Mejor les fue a ciertos países emergentes. Ese fue el caso de Brasil, que en 1994 asumió voluntariamente el riesgo de lanzar el Plan Real para crear una nueva divisa y acometer otros cambios económicos estructurales. Modificamos drásticamente las bases de nuestra política fiscal, limpiando el erario público, tanto federal como estatal, e imponiendo al sistema financiero controles estrictos que, siguiendo las directrices de Basilea, entonces supervisó nuestro banco central.

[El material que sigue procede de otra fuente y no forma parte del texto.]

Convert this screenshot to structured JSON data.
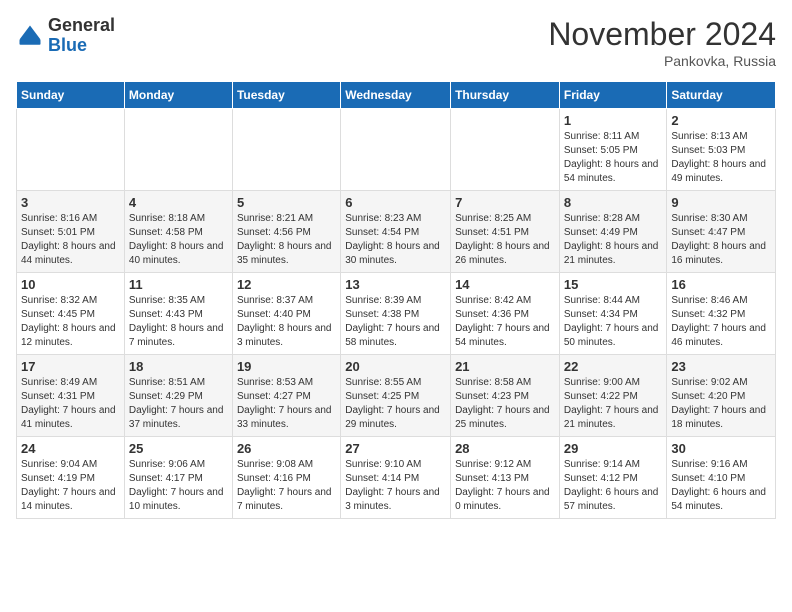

Al mismo tiempo, aunque llevamos a cabo privatizaciones, no nos olvidamos de la necesidad de fomentar la competencia en el sector privado, sin dejar de mantener activos mecanismos de crédito público como el Banco Nacional de Desarrollo Económico y Social (BNDES) y el Banco do Brasil, que habrían de permitir la reestructuración de las empresas brasileñas. En algunos casos creamos organismos mixtos, público-privados, para antiguos monopolios estatales como Petrobras. Además, desde 1994 Brasil ha venido cultivando políticas que garanticen un auténtico incremento del salario mínimo, creando en 2000 una red de protección que incluye el conocido programa “Bolsa Familia”, que vincula las ayudas sociales a la asistencia de los niños a la escuela, reduciendo la pobreza y también ligeramente la desigualdad.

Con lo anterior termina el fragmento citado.